If your breast feels sore, lumpy and hot, you're not alone — blocked ducts and mastitis are common, especially in the early weeks. The good news is that most cases settle with simple home care. Here's how to look after yourself, why you should keep your milk moving, and the signs that mean it's time to ring for help.

What's happening

A blocked duct is a tender, firm lump in one part of the breast, often with a small area of redness. The skin and tissue around it can become swollen and inflamed — this is mastitis. It may or may not involve an infection. Mastitis usually affects one breast and can come on quickly.

Common triggers include oversupply, long gaps between feeds, pressure on the breast (tight bras, sleeping positions, baby carriers), a shallow latch, or simply being run-down and exhausted.

Symptoms to recognise

  • A hard, tender lump or wedge-shaped firm area
  • Red, warm, swollen skin (redness can be harder to see on darker skin — go by warmth, swelling and tenderness)
  • Aching or burning, sometimes worse during a feed
  • Feeling generally unwell, achy, shivery or flu-like
  • A raised temperature or fever

Self-care that helps

Think gentle.
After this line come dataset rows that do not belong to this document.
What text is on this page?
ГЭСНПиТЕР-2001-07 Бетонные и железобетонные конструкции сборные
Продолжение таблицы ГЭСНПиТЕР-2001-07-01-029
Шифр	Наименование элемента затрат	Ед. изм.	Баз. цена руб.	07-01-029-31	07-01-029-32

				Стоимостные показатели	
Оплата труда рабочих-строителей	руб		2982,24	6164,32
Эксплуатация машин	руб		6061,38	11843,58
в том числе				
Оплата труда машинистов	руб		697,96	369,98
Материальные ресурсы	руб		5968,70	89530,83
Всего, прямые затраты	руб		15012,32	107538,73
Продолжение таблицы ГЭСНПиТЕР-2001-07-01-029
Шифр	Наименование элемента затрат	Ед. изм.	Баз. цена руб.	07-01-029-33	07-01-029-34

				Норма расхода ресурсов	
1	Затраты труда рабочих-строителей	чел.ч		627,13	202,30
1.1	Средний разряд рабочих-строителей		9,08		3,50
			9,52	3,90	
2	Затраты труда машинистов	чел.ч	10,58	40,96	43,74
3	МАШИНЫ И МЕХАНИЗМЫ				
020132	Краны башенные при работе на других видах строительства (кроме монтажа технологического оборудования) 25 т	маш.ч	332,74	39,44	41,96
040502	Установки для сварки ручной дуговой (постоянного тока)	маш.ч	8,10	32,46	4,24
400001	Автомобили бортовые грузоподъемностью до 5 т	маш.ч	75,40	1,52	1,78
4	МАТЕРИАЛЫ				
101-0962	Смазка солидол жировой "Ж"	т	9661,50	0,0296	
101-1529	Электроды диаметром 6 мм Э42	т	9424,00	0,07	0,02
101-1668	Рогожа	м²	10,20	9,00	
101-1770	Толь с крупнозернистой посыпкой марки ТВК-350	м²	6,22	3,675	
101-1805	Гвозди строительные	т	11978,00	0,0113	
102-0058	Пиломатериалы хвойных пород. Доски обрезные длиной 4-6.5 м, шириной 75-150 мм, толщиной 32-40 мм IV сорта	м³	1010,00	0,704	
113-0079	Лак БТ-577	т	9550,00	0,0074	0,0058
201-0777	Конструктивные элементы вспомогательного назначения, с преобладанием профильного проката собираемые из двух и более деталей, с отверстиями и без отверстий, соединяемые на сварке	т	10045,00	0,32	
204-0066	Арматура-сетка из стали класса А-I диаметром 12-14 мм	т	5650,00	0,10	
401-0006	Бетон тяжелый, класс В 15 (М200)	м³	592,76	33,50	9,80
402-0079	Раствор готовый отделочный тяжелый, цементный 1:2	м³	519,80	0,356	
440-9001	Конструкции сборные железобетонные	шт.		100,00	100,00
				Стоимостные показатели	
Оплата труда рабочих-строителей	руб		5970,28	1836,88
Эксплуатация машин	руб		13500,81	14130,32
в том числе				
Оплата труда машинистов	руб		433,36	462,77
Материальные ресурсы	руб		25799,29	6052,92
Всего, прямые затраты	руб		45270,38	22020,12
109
Current breastfeeding-medicine guidance has moved away from the old advice to massage hard and "pump out" the lump — that can worsen the inflammation and swelling.

Easing a blocked duct or mastitis at home

  1. Rest as much as you can — get into bed with your baby and feed lying down if that's comfortable.
  2. Keep feeding or expressing normally from the sore side; don't suddenly stop.
  3. Apply a cool pack between feeds to ease swelling and pain; brief warmth (like a warm shower) just before a feed can help milk let down.
  4. Stroke the breast very gently towards the nipple and armpit to encourage drainage — soft, light touch only, no deep digging.
  5. Loosen tight bras or clothing and avoid pressure on the area.
  6. Stay well hydrated and ask your pharmacist or GP about suitable pain relief.

Keep feeding and removing milk

This is the single most important thing: milk needs to keep moving. Stopping suddenly makes a blocked duct or mastitis worse and can lead to an abscess.

  • Offer the sore side as normal — your milk is safe for your baby.
  • Feed responsively rather than to a rigid schedule; aim for comfortable, regular drainage.
  • Vary your feeding position so different ducts drain.
  • If your baby isn't fully softening the breast, hand express or pump gently to comfort, not to empty completely — over-emptying signals your body to make even more milk and can worsen oversupply.
  • Check baby's latch and positioning, as a shallow latch is a frequent culprit.

If you're worried about supply or how much your baby is taking, your child-health nurse or a lactation consultant can help.

When it's urgent

Mastitis can move fast. Mild symptoms may settle in a day with rest and milk removal — but don't wait it out if you're unwell.

Situation What to do
Mild lump, no fever, feeling okay Self-care; review in 12–24 hours
Symptoms not improving after 12–24 hours of self-care Contact your GP
Fever, chills, or flu-like aches See your GP promptly — you may need antibiotics
Rapidly spreading redness, severe pain, or a firm tender swelling Seek urgent medical care
You feel very unwell, or symptoms keep returning Get reviewed — this needs proper assessment

A note on your baby

Your breast milk is still safe to give while you have mastitis. If your baby is under 3 months and develops a fever of their own, that always needs urgent medical assessment — ring your doctor or health line straight away.

Regional guidance

Australia's Australian Breastfeeding Association and Raising Children Network, the AAP (HealthyChildren) in the US, and the Academy of Breastfeeding Medicine all agree on the core message: keep milk moving, rest, use cool packs and pain relief, and seek medical care for fever or symptoms that don't improve. Up-to-date guidance leans away from forceful deep massage and "fully emptying" the breast, favouring cool packs between feeds, gentle stroking and comfortable, responsive feeding instead.

Every situation is a little different. For anything that worries you, or if you're unsure, please reach out to your GP, child-health nurse, midwife or a lactation consultant — that's exactly what they're there for.